The first few days or weeks of being unemployed should be super fun (to offset how stressful they might be). Sleep late, read a book and actually have time to get some fresh air. However, if the job search doesn’t turn up something soon it may be time to put your free time to better use. Volunteering is a great way for job seekers to do something nice, earn valuable skills and have a reason to put on pants. Here are some ideas for volunteering, and some ways to help it complement your job search.
Volunteering in general is a great way to keep your professional skill set sharp, provided that you treat volunteering as seriously as a paying job. Look for positions that have something in common with your field, but be open-minded. Problem solving skills and managerial skills are every bit as important to a resume as more field-specific qualities. For example, the project management skills used in organizing a blood drive, or the problem solving skills in chaperoning a school field trip can be great additions to your resume. If you would still like some more specific skills, here are a few examples of career fields that can be matched up with volunteer opportunities:
Marketing/Business— Organizing fundraising efforts with local nonprofits
Journalism/Writing— Writing a newsletter for the community YMCA
Arts/Creative fields— Teaching a workshop at your local community center
Construction/Engineering— Volunteering expertise as a handy-person or project consultant
These are just a few possibilities.
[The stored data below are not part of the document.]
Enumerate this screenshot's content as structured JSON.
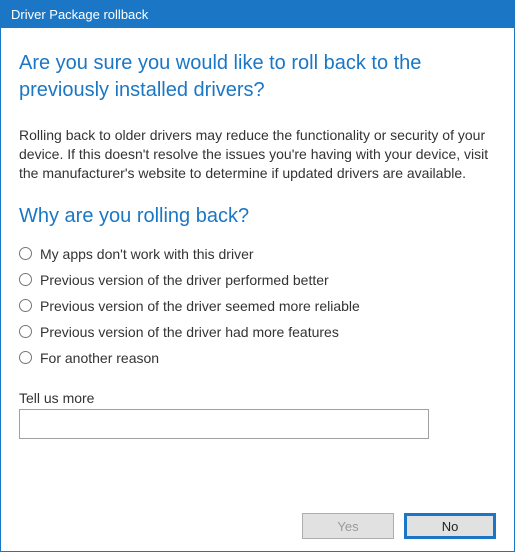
{
  "titlebar": {
    "title": "Driver Package rollback"
  },
  "main": {
    "heading": "Are you sure you would like to roll back to the previously installed drivers?",
    "description": "Rolling back to older drivers may reduce the functionality or security of your device.  If this doesn't resolve the issues you're having with your device, visit the manufacturer's website to determine if updated drivers are available.",
    "subheading": "Why are you rolling back?",
    "reasons": [
      "My apps don't work with this driver",
      "Previous version of the driver performed better",
      "Previous version of the driver seemed more reliable",
      "Previous version of the driver had more features",
      "For another reason"
    ],
    "tell_us_more_label": "Tell us more",
    "tell_us_more_value": ""
  },
  "buttons": {
    "yes_label": "Yes",
    "no_label": "No"
  }
}
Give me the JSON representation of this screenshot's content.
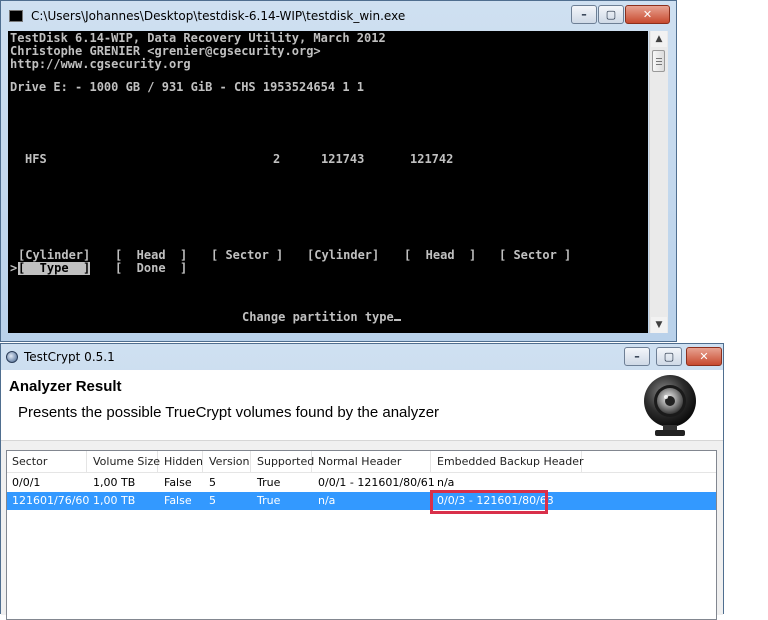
{
  "console": {
    "title": "C:\\Users\\Johannes\\Desktop\\testdisk-6.14-WIP\\testdisk_win.exe",
    "header_line1": "TestDisk 6.14-WIP, Data Recovery Utility, March 2012",
    "header_line2": "Christophe GRENIER <grenier@cgsecurity.org>",
    "header_line3": "http://www.cgsecurity.org",
    "drive_line": "Drive E: - 1000 GB / 931 GiB - CHS 1953524654 1 1",
    "partition": {
      "type": "HFS",
      "start_cyl": "2",
      "end_cyl": "121743",
      "size": "121742"
    },
    "menu_row1": {
      "cyl1": "[Cylinder]",
      "head1": "[  Head  ]",
      "sector1": "[ Sector ]",
      "cyl2": "[Cylinder]",
      "head2": "[  Head  ]",
      "sector2": "[ Sector ]"
    },
    "menu_row2": {
      "type": "[  Type  ]",
      "done": "[  Done  ]",
      "pointer": ">"
    },
    "status": "Change partition type"
  },
  "testcrypt": {
    "title": "TestCrypt 0.5.1",
    "heading": "Analyzer Result",
    "subtitle": "Presents the possible TrueCrypt volumes found by the analyzer",
    "columns": [
      "Sector",
      "Volume Size",
      "Hidden",
      "Version",
      "Supported",
      "Normal Header",
      "Embedded Backup Header"
    ],
    "rows": [
      [
        "0/0/1",
        "1,00 TB",
        "False",
        "5",
        "True",
        "0/0/1 - 121601/80/61",
        "n/a"
      ],
      [
        "121601/76/60",
        "1,00 TB",
        "False",
        "5",
        "True",
        "n/a",
        "0/0/3 - 121601/80/63"
      ]
    ],
    "selected_row": 1
  },
  "caption_buttons": {
    "minimize": "–",
    "maximize": "▢",
    "close": "✕"
  },
  "icons": {
    "console": "cmd-icon",
    "testcrypt": "lock-icon",
    "header_logo": "webcam-icon",
    "scroll_up": "arrow-up-icon",
    "scroll_down": "arrow-down-icon"
  },
  "colors": {
    "selection": "#3399ff",
    "highlight_box": "#d9304a",
    "console_bg": "#000000",
    "console_text": "#c0c0c0"
  }
}
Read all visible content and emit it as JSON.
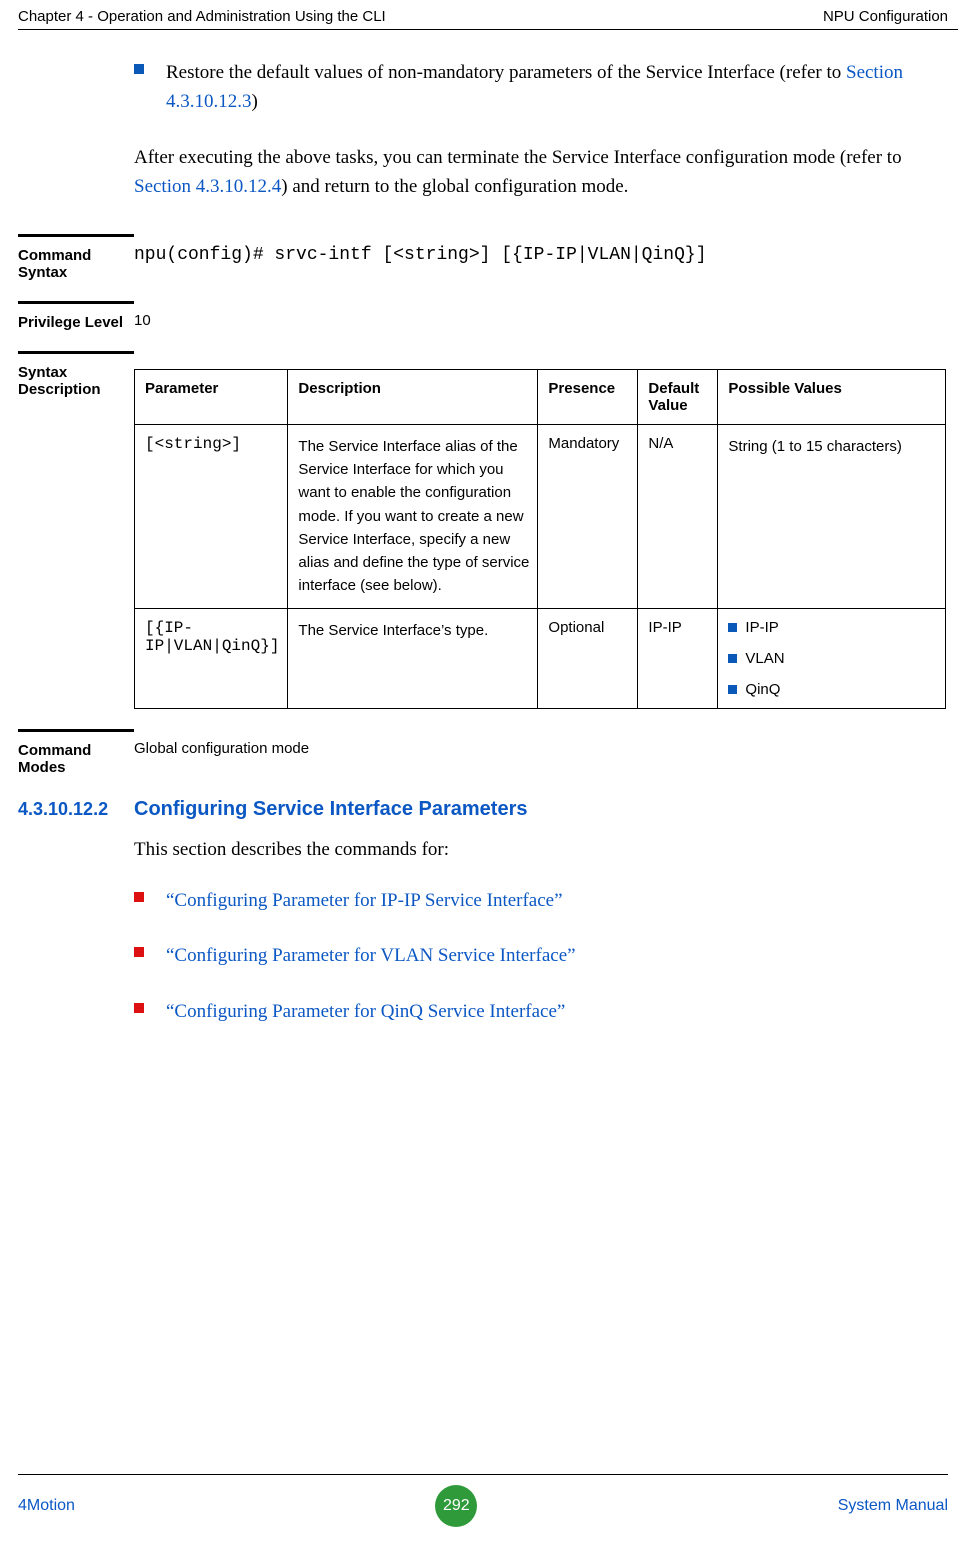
{
  "header": {
    "left": "Chapter 4 - Operation and Administration Using the CLI",
    "right": "NPU Configuration"
  },
  "top": {
    "bullet_pre": "Restore the default values of non-mandatory parameters of the Service Interface (refer to ",
    "bullet_link": "Section 4.3.10.12.3",
    "bullet_post": ")",
    "para_pre": "After executing the above tasks, you can terminate the Service Interface configuration mode (refer to ",
    "para_link": "Section 4.3.10.12.4",
    "para_post": ") and return to the global configuration mode."
  },
  "cmd_syntax": {
    "label": "Command Syntax",
    "value": "npu(config)# srvc-intf [<string>] [{IP-IP|VLAN|QinQ}]"
  },
  "privilege": {
    "label": "Privilege Level",
    "value": "10"
  },
  "syntax_desc": {
    "label": "Syntax Description",
    "headers": {
      "parameter": "Parameter",
      "description": "Description",
      "presence": "Presence",
      "default": "Default Value",
      "possible": "Possible Values"
    },
    "rows": [
      {
        "param": "[<string>]",
        "desc": "The Service Interface alias of the Service Interface for which you want to enable the configuration mode. If you want to create a new Service Interface, specify a new alias and define the type of service interface (see below).",
        "presence": "Mandatory",
        "default": "N/A",
        "possible_text": "String (1 to 15 characters)"
      },
      {
        "param": "[{IP-IP|VLAN|QinQ}]",
        "desc": "The Service Interface’s type.",
        "presence": "Optional",
        "default": "IP-IP",
        "possible_list": [
          "IP-IP",
          "VLAN",
          "QinQ"
        ]
      }
    ]
  },
  "cmd_modes": {
    "label": "Command Modes",
    "value": "Global configuration mode"
  },
  "section": {
    "number": "4.3.10.12.2",
    "title": "Configuring Service Interface Parameters",
    "intro": "This section describes the commands for:",
    "links": [
      "“Configuring Parameter for IP-IP Service Interface”",
      "“Configuring Parameter for VLAN Service Interface”",
      "“Configuring Parameter for QinQ Service Interface”"
    ]
  },
  "footer": {
    "left": "4Motion",
    "page": "292",
    "right": "System Manual"
  }
}
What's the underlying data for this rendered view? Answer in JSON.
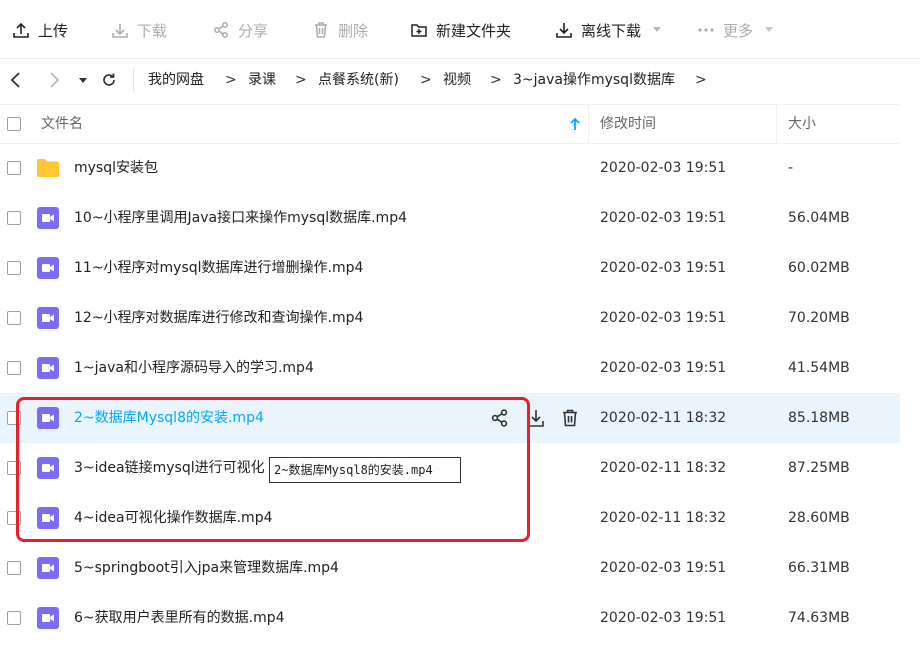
{
  "toolbar": {
    "upload": "上传",
    "download": "下载",
    "share": "分享",
    "delete": "删除",
    "new_folder": "新建文件夹",
    "offline_download": "离线下载",
    "more": "更多"
  },
  "breadcrumb": [
    "我的网盘",
    "录课",
    "点餐系统(新)",
    "视频",
    "3~java操作mysql数据库"
  ],
  "columns": {
    "name": "文件名",
    "modified": "修改时间",
    "size": "大小"
  },
  "rows": [
    {
      "name": "mysql安装包",
      "time": "2020-02-03 19:51",
      "size": "-",
      "type": "folder"
    },
    {
      "name": "10~小程序里调用Java接口来操作mysql数据库.mp4",
      "time": "2020-02-03 19:51",
      "size": "56.04MB",
      "type": "video"
    },
    {
      "name": "11~小程序对mysql数据库进行增删操作.mp4",
      "time": "2020-02-03 19:51",
      "size": "60.02MB",
      "type": "video"
    },
    {
      "name": "12~小程序对数据库进行修改和查询操作.mp4",
      "time": "2020-02-03 19:51",
      "size": "70.20MB",
      "type": "video"
    },
    {
      "name": "1~java和小程序源码导入的学习.mp4",
      "time": "2020-02-03 19:51",
      "size": "41.54MB",
      "type": "video"
    },
    {
      "name": "2~数据库Mysql8的安装.mp4",
      "time": "2020-02-11 18:32",
      "size": "85.18MB",
      "type": "video"
    },
    {
      "name": "3~idea链接mysql进行可视化",
      "time": "2020-02-11 18:32",
      "size": "87.25MB",
      "type": "video"
    },
    {
      "name": "4~idea可视化操作数据库.mp4",
      "time": "2020-02-11 18:32",
      "size": "28.60MB",
      "type": "video"
    },
    {
      "name": "5~springboot引入jpa来管理数据库.mp4",
      "time": "2020-02-03 19:51",
      "size": "66.31MB",
      "type": "video"
    },
    {
      "name": "6~获取用户表里所有的数据.mp4",
      "time": "2020-02-03 19:51",
      "size": "74.63MB",
      "type": "video"
    }
  ],
  "tooltip": "2~数据库Mysql8的安装.mp4",
  "colors": {
    "accent": "#06a7ff",
    "video_icon": "#7b6cf6",
    "folder_icon": "#ffc832",
    "highlight_box": "#e8202a"
  }
}
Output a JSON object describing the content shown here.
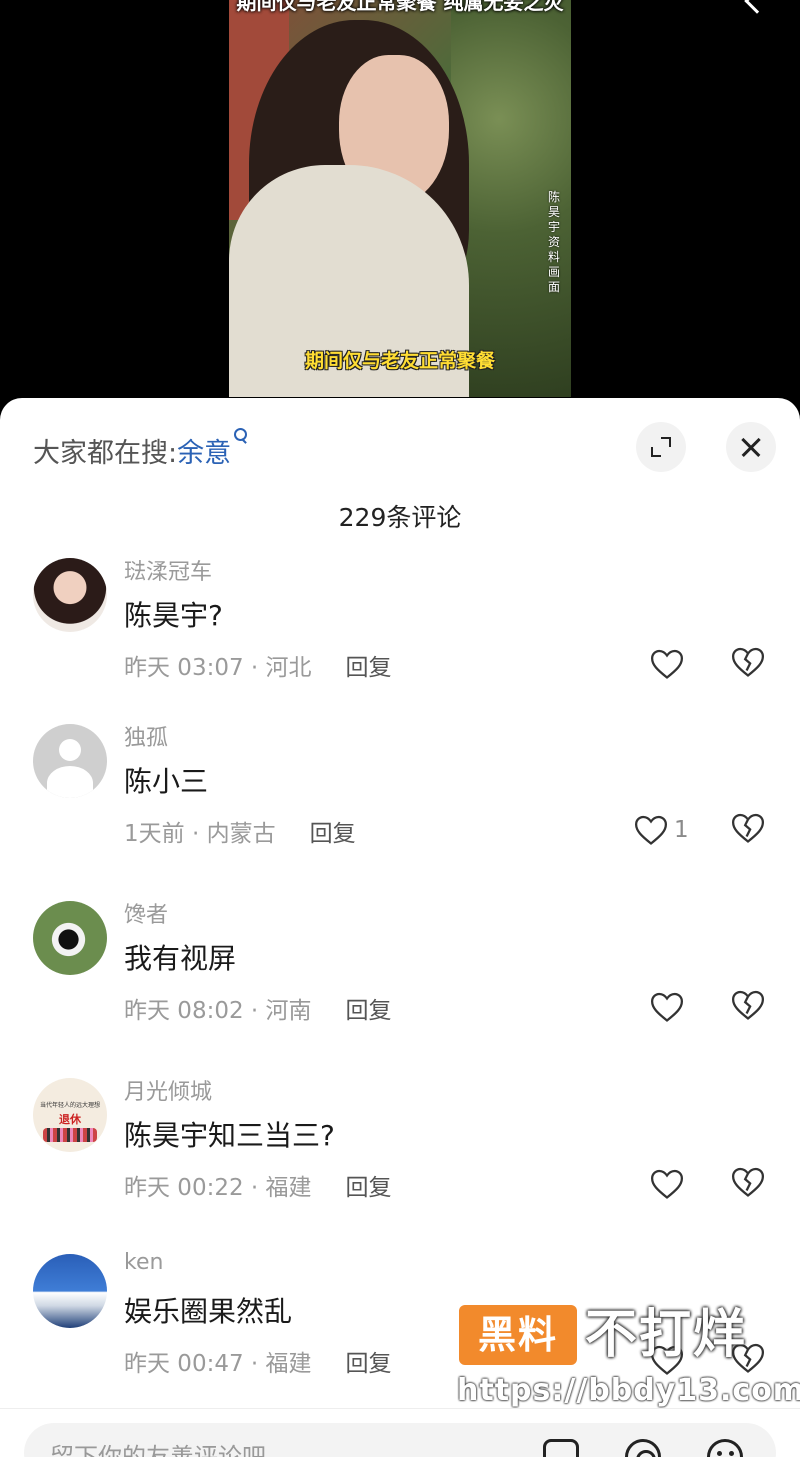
{
  "video": {
    "top_caption": "期间仅与老友正常聚餐 纯属无妄之灾",
    "vertical_caption": "陈昊宇资料画面",
    "subtitle": "期间仅与老友正常聚餐"
  },
  "sheet": {
    "search_prefix": "大家都在搜:",
    "search_term": "余意",
    "comment_count": "229条评论",
    "reply_label": "回复",
    "input_placeholder": "留下你的友善评论吧"
  },
  "comments": [
    {
      "username": "琺渘冠车",
      "text": "陈昊宇?",
      "meta": "昨天 03:07 · 河北",
      "likes": ""
    },
    {
      "username": "独孤",
      "text": "陈小三",
      "meta": "1天前 · 内蒙古",
      "likes": "1"
    },
    {
      "username": "馋者",
      "text": "我有视屏",
      "meta": "昨天 08:02 · 河南",
      "likes": ""
    },
    {
      "username": "月光倾城",
      "text": "陈昊宇知三当三?",
      "meta": "昨天 00:22 · 福建",
      "likes": ""
    },
    {
      "username": "ken",
      "text": "娱乐圈果然乱",
      "meta": "昨天 00:47 · 福建",
      "likes": ""
    }
  ],
  "avatar_texts": {
    "av4_line1": "当代年轻人的远大理想",
    "av4_line2": "退休"
  },
  "watermark": {
    "box": "黑料",
    "title": "不打烊",
    "url": "https://bbdy13.com"
  },
  "icons": {
    "expand": "expand-icon",
    "close": "close-icon",
    "like": "heart-outline-icon",
    "dislike": "broken-heart-icon",
    "image": "image-icon",
    "mention": "at-icon",
    "emoji": "emoji-icon"
  }
}
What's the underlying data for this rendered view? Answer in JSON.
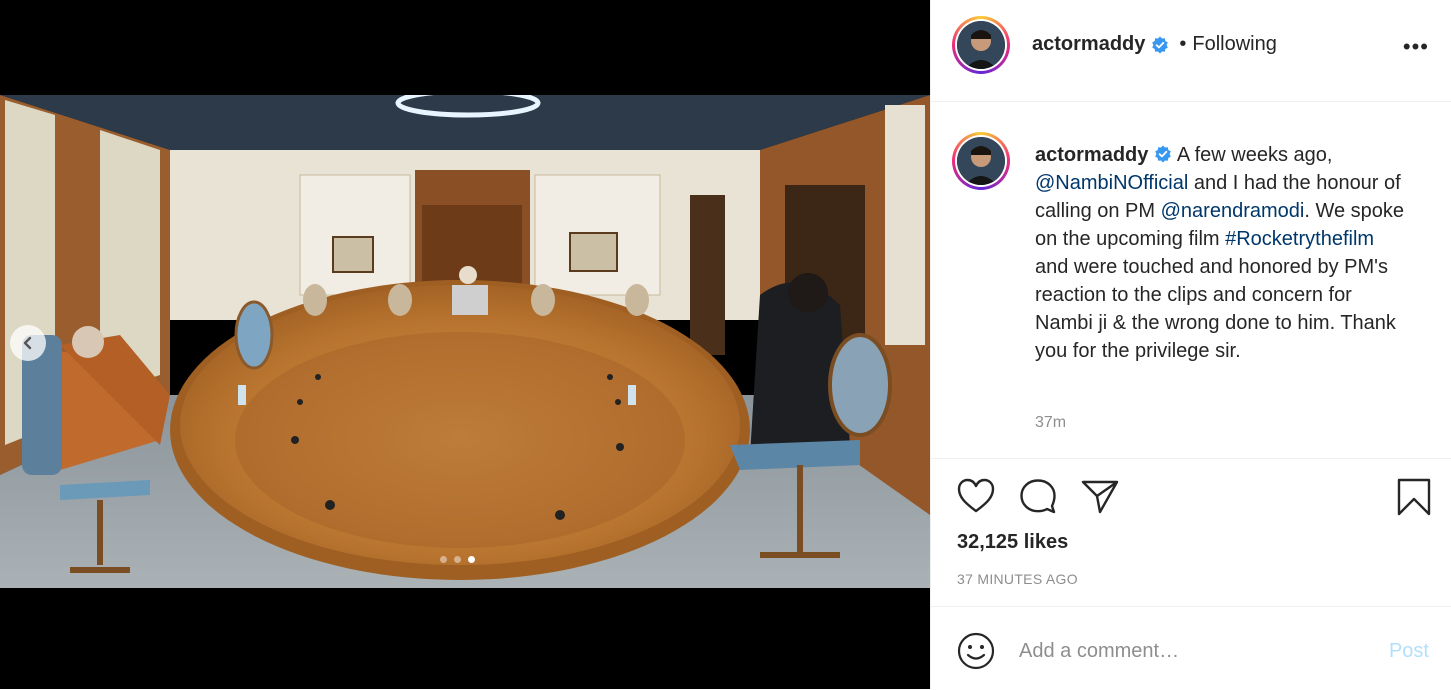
{
  "post": {
    "username": "actormaddy",
    "follow_sep": "•",
    "follow_state": "Following",
    "more_label": "•••",
    "caption": {
      "username": "actormaddy",
      "part1": " A few weeks ago, ",
      "mention1": "@NambiNOfficial",
      "part2": " and I had the honour of calling on PM ",
      "mention2": "@narendramodi",
      "part3": ". We spoke on the upcoming film ",
      "hashtag": "#Rocketrythefilm",
      "part4": " and were touched and honored by PM's reaction to the clips and concern for Nambi ji & the wrong done to him. Thank you for the privilege sir."
    },
    "caption_time": "37m",
    "likes": "32,125 likes",
    "posted_ago": "37 MINUTES AGO",
    "comment_placeholder": "Add a comment…",
    "post_label": "Post"
  },
  "carousel": {
    "count": 3,
    "active_index": 2
  },
  "colors": {
    "link": "#00376b",
    "post_disabled": "#b2dffc",
    "verified": "#3897f0",
    "muted": "#8e8e8e"
  },
  "icons": [
    "chevron-left-icon",
    "verified-badge-icon",
    "more-icon",
    "heart-icon",
    "comment-icon",
    "share-icon",
    "bookmark-icon",
    "emoji-icon"
  ]
}
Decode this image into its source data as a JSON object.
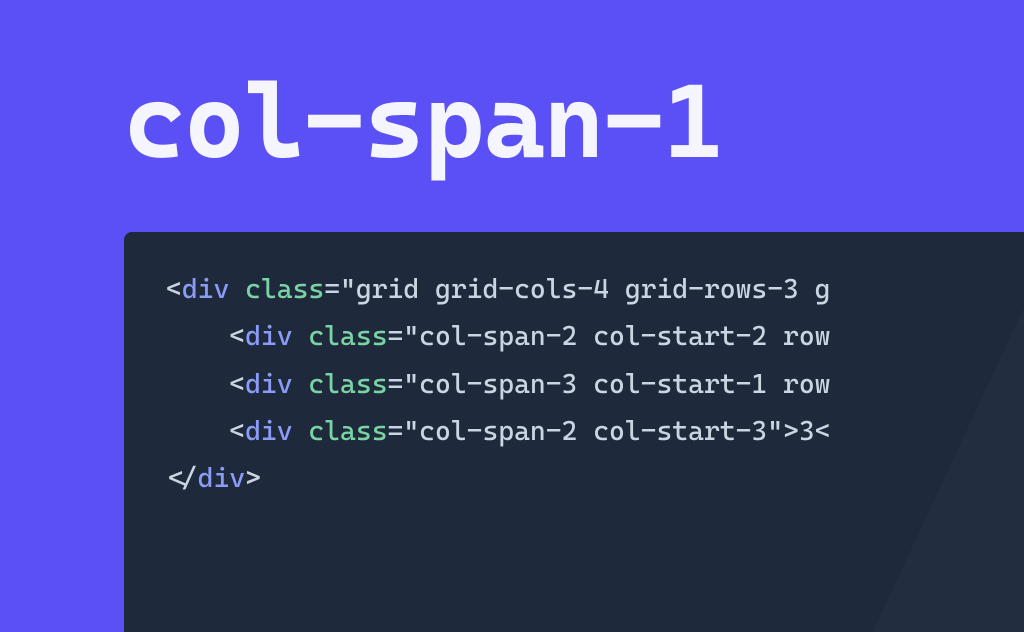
{
  "title": "col-span-1",
  "code": {
    "line1": {
      "open": "<",
      "tag": "div",
      "space1": " ",
      "attr": "class",
      "eq": "=",
      "q1": "\"",
      "str": "grid grid-cols-4 grid-rows-3 g",
      "tail": ""
    },
    "line2": {
      "indent": "    ",
      "open": "<",
      "tag": "div",
      "space1": " ",
      "attr": "class",
      "eq": "=",
      "q1": "\"",
      "str": "col-span-2 col-start-2 row",
      "tail": ""
    },
    "line3": {
      "indent": "    ",
      "open": "<",
      "tag": "div",
      "space1": " ",
      "attr": "class",
      "eq": "=",
      "q1": "\"",
      "str": "col-span-3 col-start-1 row",
      "tail": ""
    },
    "line4": {
      "indent": "    ",
      "open": "<",
      "tag": "div",
      "space1": " ",
      "attr": "class",
      "eq": "=",
      "q1": "\"",
      "str": "col-span-2 col-start-3",
      "q2": "\"",
      "gt": ">",
      "txt": "3",
      "lt2": "<"
    },
    "line5": {
      "open": "</",
      "tag": "div",
      "close": ">"
    }
  }
}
If you would like some suggestions for your field, leave a comment below and let the Spark Hire job seeker community brainstorm with you!
Volunteering can not only help job seekers keep their resumes healthy, it can also pave the way for great networking opportunities. Everyone loves volunteers, and the people you get to know while working in the community can be a big help to your job search. Be sure to mention your job search, and keep in contact with people who are in your field.
Of course, it is also possible that a volunteer position could lead directly to a paid job. Alison Green points out that employers would always prefer to hire someone they have worked with— and liked— over a candidate who is a stranger. If this is the goal, be sure to volunteer at an organization that you would like to work for- and that may be hiring in the near future. Don’t mention that you are a job seeker in your first conversation, but don’t hide the fact after everyone is impressed by your work ethic.